Electromagnetic shielding of ultrathin, lightweight and strong nonwoven composites decorated by a bandage-style interlaced layer electropolymerized with polyaniline

Abstract

The electromagnetic shielding materials with characteristics of ultrathin, lightweight and high strength are the most advantageous materials in electromagnetic shielding. In this work, novel carbon fiber nonwoven composites with interlayer microstructure were designed and prepared. Due to their special structure, carbon fiber nonwoven composites coated with polyaniline by means of electropolymerization showed excellent electromagnetic shielding (65 dB) and mechanical properties (bending strength of 457 MPa). More intriguing, the absolute SE (Shielding Effectiveness) of the composites can be as high as 3904 dB.cm2/g.
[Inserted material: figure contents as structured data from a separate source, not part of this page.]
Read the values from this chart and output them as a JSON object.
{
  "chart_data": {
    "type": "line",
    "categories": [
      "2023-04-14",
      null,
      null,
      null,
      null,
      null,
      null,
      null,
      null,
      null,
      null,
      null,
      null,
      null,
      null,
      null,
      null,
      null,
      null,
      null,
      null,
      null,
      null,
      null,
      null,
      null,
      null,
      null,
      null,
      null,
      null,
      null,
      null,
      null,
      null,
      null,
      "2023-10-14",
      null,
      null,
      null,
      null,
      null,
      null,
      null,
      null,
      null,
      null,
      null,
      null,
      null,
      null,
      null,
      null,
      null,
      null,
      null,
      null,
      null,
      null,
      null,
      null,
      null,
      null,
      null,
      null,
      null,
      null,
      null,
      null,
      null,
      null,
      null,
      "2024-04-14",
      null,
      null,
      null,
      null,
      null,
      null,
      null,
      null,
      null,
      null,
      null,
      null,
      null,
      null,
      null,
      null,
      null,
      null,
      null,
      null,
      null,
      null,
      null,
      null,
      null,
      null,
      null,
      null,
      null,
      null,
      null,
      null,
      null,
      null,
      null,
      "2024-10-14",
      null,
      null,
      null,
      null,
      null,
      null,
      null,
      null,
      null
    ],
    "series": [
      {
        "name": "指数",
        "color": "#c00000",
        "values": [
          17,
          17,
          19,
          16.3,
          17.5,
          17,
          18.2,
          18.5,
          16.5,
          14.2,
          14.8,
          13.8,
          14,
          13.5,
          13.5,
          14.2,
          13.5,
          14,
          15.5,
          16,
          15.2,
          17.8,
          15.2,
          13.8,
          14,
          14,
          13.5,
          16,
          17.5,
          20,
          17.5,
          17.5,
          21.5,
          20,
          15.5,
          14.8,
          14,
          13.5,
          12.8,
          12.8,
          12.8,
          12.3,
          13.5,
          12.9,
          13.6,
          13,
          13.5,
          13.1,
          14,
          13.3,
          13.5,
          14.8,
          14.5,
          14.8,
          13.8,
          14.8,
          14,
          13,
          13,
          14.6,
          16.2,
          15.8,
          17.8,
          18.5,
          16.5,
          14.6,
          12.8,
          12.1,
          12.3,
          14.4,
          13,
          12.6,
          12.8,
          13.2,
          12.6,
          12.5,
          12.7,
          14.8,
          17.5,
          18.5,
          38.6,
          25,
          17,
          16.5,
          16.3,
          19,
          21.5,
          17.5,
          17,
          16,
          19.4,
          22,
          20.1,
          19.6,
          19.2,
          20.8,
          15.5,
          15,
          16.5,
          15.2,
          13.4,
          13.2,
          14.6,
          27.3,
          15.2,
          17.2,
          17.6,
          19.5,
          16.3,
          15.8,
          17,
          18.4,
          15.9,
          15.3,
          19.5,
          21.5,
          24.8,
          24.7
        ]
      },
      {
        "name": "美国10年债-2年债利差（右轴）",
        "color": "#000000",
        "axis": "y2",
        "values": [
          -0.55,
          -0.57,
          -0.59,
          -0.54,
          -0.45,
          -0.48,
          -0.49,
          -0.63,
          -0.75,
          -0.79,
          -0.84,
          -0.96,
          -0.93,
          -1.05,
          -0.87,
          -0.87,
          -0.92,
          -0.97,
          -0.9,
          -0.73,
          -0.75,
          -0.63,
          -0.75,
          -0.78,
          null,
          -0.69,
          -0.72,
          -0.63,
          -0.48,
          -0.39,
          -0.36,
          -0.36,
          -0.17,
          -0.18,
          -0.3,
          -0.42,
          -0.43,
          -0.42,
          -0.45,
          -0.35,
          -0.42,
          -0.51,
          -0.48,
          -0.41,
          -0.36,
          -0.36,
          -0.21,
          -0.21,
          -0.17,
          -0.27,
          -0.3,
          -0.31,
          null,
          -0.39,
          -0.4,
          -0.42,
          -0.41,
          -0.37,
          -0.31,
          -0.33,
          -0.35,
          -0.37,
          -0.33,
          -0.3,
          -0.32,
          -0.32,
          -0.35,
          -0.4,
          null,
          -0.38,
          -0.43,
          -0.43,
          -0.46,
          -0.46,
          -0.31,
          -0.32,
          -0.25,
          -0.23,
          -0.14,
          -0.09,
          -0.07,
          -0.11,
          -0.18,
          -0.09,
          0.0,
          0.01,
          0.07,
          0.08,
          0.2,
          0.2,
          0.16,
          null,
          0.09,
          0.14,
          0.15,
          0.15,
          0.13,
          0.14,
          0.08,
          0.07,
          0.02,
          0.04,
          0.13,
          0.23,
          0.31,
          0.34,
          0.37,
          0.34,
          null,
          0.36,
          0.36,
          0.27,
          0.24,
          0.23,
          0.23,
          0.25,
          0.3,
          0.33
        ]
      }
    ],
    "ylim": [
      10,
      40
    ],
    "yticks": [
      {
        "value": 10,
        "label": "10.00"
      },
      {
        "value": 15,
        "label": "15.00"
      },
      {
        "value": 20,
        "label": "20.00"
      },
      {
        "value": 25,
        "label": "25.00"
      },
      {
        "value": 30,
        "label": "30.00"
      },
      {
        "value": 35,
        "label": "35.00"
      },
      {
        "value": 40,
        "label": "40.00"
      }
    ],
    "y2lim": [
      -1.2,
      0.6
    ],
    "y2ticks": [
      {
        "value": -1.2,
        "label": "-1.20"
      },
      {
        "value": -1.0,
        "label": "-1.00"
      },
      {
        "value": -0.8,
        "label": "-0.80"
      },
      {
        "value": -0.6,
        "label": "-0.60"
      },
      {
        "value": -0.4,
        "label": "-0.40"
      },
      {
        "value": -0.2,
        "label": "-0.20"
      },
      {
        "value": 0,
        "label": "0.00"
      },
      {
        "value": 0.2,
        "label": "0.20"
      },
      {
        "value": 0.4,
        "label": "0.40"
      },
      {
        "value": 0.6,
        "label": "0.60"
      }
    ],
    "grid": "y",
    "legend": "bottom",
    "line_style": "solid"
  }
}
In order to explore the elementary mechanisms of electromagnetic loss, the relevant calculation of electromagnetic shielding effectiveness was carried out. The experimental and theoretical results show that the reflection is the dominant shielding performance of the carbon fiber nonwoven composites. However, with the increase of electropolymerization time, the absorption loss was enhanced and the reflection was weakened, which was caused by the conductive polyaniline network structure covered on the nonwoven fiber surface. Based on the comparison between experimental results and theoretical calculation, the effect of multiple reflection loss on the total electromagnetic shielding performance was improved, and the loss mechanism of multiple reflection was analyzed in detail. Moreover, the surface roughness of fiber and the formation of polymerization products by electropolymerization could effectively enhance the interfacial strength between carbon fiber nonwoven and epoxy, which observably increased the bending strength by 83%.